Five Design Mistakes—And How to Avoid Them
Designer Karin Bohne shares her smart fixes for common design missteps.
While we like to think that we are all experts in design, we recognize that we do need help from time to time. Luckily, we’ve got the pros on our side. We asked Karin Bohne, owner and director of Moeski Design Agency, to share her tricks for combatting common design missteps and the secrets to creating a look you’ll love.
Lighting. Lighting can make or break a room. Pay attention to scale: If a light fixture is too small, you’re losing an opportunity to add drama to the room. Sometimes people can be hesitant or shy to go with a large fixture, but once the fixture goes in, it can make a huge statement and really pull the room together. “In your dining room, if you’re choosing a pendant or a chandelier to go around your dining table, go for 24 inches diameter, or something even bigger like 30 inches,” Bohne suggests.
Colour. Avoid going too matchy-matchy. “For instance, if you choose red for your accent colour, but your throw pillows are red too, along with your art, than it becomes too much,” notes Bohne, “It can look more sophisticated and refined if you’re able to pull together a colour palette that has a few different colours in it.” Another common mistake people make: using millwork that blends in too much. Try and pick a kitchen island in a different colour or shade that your cabinets, or even with a different texture of millwork. Small space. “In small spaces or condo apartments, people feel like they have to use really small furniture. But what ends up happening, is if you have a tiny little couch, a tiny little coffee table, a tiny dining set, it’s almost like you’re living in a miniature home,” laughs Bohne. “Often, even in downtown Vancouver with one-bedroom condos, you can fit a decent sized sofa, and decent sized furniture that takes up more space but can make the apartment feel a lot bigger and function more comfortably.”
Furnishing. To achieve a really pulled together look, there needs to be a little bit of planning involved. “If you’re not planning, than sometimes you can end up with a really eclectic space, or conversely if you buy everything from the same space than everything can look like too much of a mishmash,” says Bohne. If you want the pieces in your home to be timeless, than good planning is where to start.
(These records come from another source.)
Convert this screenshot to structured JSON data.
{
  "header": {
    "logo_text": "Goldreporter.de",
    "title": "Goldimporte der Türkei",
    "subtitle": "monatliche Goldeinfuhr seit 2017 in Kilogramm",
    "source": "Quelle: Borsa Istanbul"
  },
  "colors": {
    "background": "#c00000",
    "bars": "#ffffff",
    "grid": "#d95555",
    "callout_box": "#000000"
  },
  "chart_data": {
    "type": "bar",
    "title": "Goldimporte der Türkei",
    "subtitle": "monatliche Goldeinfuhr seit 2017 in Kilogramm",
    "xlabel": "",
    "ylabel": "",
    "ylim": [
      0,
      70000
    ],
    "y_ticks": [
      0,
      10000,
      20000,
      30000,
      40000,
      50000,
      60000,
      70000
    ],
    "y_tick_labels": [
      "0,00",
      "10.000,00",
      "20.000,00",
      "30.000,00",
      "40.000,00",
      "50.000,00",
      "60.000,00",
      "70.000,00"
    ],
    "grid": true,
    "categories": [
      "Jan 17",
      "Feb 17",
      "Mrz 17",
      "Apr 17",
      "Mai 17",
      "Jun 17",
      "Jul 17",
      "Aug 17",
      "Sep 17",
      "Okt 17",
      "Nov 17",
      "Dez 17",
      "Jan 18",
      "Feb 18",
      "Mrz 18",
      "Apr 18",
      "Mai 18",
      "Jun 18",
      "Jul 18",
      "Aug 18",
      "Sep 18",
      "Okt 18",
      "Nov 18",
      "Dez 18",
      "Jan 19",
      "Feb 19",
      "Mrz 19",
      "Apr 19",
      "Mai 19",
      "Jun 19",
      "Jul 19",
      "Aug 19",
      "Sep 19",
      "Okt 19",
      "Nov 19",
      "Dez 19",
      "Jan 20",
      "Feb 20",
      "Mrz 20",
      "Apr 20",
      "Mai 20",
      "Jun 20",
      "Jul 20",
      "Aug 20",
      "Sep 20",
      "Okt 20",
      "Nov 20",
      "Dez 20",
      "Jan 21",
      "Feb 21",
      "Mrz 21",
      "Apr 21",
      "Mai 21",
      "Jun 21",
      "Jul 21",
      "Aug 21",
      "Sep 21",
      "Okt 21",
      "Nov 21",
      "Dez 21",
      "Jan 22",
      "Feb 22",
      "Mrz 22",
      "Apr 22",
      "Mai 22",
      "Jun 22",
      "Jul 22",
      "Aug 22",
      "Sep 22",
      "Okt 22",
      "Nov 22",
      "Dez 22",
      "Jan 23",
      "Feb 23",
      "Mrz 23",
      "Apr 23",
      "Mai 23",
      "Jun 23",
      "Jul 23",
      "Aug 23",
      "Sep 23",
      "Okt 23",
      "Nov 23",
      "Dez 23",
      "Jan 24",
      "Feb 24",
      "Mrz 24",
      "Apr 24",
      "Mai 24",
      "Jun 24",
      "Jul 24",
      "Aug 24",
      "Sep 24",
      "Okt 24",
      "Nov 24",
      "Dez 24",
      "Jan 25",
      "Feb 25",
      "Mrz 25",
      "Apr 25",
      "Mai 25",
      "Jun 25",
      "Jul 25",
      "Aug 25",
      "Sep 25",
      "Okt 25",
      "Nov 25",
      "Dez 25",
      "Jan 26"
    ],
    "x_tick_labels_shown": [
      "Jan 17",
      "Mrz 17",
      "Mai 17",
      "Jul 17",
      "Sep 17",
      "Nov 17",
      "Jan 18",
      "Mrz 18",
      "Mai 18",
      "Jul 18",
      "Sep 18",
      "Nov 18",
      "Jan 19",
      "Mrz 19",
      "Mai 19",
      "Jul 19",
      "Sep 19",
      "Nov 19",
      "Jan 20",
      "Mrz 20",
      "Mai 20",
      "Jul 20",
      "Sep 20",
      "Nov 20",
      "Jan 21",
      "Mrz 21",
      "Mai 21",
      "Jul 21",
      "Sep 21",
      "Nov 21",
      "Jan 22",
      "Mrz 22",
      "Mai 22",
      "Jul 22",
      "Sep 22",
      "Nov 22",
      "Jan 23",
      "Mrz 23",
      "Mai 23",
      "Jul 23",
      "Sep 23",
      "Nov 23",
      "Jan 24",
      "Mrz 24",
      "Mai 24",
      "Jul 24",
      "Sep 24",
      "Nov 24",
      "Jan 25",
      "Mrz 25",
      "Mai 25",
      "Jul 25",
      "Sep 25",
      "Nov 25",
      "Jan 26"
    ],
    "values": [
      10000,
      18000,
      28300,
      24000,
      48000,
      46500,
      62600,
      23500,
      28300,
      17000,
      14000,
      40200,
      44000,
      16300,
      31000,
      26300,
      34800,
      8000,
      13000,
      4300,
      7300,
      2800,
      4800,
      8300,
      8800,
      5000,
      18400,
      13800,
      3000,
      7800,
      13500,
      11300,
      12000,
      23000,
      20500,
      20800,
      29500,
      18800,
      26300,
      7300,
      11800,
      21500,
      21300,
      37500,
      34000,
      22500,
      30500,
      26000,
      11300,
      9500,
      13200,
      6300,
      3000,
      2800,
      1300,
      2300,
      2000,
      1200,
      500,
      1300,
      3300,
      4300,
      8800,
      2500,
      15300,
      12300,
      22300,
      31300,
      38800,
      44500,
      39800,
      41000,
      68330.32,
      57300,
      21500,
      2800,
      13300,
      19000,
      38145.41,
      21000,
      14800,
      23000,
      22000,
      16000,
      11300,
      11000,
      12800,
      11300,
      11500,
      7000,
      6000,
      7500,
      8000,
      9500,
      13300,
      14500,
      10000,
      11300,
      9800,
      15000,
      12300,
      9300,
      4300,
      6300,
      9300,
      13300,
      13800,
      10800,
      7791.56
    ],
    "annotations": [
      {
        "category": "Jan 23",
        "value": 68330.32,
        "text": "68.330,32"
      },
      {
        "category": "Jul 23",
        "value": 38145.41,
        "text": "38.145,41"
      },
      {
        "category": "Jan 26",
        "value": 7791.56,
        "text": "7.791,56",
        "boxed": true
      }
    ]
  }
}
Views.If you’re lucky enough to have a view—whether it’s the city, an ocean view or a leafy backyard—–don’t overlook what’s outside because it can sometimes be the best feature of your home. “Highlighting the view by using neutral paint colours is a good way to take advantage of the natural surroundings as they won’t distract,” advises Bohne. “Placing your furniture in such a way so that the furniture is open to the view, and you’re looking upon the view instead of placing the back of a sofa to the window is another great way to feature it. Try to keep the drapery in a neutral tone too.”